Sefni: No one will make a Gen donate here. Each person can decide for itself whether to donate.

Ezeekel: At least to start with. But how long before the city council decides that it would save them a lot of money to cut support for the poor, since they can get money by coming to you? And how long before they start raising rents, because there's more money available? How free will folks be to make their own decisions then?

Sefni, as a Householder, doesn't normally handle money, so her grasp of economics is fairly weak.

Sefni shrugs.

Sefni: For me, to know that my children will live and never kill, that no Sime will kill, no child is murdered, this is worth a great deal. Perhaps it is not so for you.

Ezeekel: It's worth something, but not everything.

Sefni can see that it's not likely anything she says will change the Gen's beliefs. She hopes there are others who see things differently.

Sefni: Sir, now I must go and make ready to search again. I hope there will be people to rescue. Please have more tea and food, and stay here to be warm as long as you like.

Ezeekel nods.

Ezeekel: Thank you for your hospitality, Ma'am.

Sefni: You are welcome.

Sefni walks off briskly, preparing herself to face the uncontrolled hostility, fear, hope, anger and pain of the Gens she will meet.

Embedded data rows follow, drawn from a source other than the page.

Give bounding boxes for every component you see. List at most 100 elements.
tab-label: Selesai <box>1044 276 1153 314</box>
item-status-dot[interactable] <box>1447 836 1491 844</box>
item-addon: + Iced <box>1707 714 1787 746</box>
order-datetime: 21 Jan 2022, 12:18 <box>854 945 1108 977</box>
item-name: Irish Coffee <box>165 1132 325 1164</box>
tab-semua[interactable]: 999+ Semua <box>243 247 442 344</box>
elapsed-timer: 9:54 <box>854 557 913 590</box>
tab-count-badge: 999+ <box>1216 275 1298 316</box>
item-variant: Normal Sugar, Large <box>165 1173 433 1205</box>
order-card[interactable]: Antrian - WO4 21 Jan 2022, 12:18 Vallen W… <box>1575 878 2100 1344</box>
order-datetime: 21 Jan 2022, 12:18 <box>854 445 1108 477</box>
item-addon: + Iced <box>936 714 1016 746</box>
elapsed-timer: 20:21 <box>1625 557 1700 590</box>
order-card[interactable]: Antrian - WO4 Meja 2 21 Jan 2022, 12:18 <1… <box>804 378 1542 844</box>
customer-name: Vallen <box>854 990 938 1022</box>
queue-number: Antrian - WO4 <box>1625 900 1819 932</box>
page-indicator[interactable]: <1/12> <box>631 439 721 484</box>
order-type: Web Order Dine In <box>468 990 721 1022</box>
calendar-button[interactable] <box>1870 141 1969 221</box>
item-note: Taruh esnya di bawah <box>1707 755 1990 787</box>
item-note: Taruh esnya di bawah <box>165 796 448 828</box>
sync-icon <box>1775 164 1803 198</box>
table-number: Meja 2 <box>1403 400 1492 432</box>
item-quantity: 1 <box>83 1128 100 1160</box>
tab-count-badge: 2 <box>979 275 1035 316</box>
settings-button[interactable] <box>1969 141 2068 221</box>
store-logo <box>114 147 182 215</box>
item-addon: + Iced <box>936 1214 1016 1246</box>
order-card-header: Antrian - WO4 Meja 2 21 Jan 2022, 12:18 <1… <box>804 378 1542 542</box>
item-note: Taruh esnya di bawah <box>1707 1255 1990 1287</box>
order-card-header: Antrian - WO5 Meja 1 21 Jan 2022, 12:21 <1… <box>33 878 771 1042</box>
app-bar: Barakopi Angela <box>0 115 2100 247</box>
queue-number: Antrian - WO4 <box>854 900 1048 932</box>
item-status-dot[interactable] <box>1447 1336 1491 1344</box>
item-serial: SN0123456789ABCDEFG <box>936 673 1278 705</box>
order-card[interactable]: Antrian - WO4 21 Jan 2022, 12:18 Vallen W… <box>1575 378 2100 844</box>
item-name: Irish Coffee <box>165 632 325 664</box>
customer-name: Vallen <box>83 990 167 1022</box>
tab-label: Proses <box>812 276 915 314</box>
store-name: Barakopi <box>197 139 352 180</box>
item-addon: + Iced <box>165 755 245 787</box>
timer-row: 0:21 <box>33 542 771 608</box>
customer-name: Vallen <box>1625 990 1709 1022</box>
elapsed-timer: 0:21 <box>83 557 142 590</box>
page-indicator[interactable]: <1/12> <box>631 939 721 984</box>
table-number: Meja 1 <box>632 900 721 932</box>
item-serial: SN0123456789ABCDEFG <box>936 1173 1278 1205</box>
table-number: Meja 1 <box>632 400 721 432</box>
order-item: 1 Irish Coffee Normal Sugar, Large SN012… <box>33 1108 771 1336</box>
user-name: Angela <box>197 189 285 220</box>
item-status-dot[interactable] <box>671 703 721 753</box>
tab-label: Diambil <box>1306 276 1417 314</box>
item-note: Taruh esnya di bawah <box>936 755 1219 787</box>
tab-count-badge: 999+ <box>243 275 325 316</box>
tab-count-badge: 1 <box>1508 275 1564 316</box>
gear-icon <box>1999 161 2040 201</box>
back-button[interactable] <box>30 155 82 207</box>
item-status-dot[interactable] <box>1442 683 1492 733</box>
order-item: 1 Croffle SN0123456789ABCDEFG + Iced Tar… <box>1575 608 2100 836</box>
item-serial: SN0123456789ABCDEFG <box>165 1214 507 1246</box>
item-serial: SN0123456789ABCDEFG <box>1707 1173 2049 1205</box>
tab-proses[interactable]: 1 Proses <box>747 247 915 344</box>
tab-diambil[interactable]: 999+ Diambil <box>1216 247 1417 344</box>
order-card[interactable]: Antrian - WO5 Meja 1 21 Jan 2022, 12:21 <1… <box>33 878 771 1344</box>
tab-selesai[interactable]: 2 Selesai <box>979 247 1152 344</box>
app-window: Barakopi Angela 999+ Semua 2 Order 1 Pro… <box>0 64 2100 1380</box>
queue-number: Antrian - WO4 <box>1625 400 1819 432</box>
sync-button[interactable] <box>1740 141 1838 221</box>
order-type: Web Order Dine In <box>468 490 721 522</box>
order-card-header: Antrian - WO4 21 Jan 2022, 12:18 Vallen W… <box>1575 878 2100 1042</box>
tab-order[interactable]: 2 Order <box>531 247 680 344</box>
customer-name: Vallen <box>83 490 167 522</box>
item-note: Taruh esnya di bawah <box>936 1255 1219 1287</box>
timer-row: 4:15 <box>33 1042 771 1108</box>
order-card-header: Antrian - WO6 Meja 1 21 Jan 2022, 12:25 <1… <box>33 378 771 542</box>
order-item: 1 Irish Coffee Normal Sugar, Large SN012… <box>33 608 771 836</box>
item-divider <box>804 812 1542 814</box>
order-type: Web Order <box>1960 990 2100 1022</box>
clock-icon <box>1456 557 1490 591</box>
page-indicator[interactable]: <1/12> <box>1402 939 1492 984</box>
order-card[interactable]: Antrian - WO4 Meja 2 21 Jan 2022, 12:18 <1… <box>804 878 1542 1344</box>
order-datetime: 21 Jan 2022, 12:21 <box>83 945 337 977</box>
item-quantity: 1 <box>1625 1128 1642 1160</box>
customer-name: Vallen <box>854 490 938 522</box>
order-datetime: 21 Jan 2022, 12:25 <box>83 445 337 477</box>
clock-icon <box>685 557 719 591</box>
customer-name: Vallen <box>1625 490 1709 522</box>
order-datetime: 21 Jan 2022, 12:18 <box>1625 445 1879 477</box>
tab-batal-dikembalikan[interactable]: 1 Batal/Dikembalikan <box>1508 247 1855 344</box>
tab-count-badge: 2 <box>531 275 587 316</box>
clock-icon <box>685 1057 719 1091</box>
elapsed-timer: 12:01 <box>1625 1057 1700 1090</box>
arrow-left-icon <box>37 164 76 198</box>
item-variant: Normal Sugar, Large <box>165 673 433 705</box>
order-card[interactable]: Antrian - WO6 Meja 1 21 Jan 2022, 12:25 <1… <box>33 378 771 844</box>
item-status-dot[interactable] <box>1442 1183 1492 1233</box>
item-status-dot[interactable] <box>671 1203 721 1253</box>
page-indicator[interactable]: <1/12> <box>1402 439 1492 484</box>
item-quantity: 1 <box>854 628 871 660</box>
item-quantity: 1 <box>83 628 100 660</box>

Ezeekel takes one last sip of the tea, letting it warm him.

Ezeekel never thought to find himself sharing a hay barn with a bunch of Simes, but he didn't think there would be an earthquake here, either. He's pretty sure he's not in immediate physical danger here, but that doesn't eliminate the threat that the Sime's Tecton represents to the independent Gen way of life.

Ezeekel found last night's conversation with the young man deeply disturbing, as it showed how completely living among Simes can twist a person's priorities. He thinks Gen society's priorities should remain firmly fixed on what's best for Gens; the Simes have their own lands in which to set their own priorities.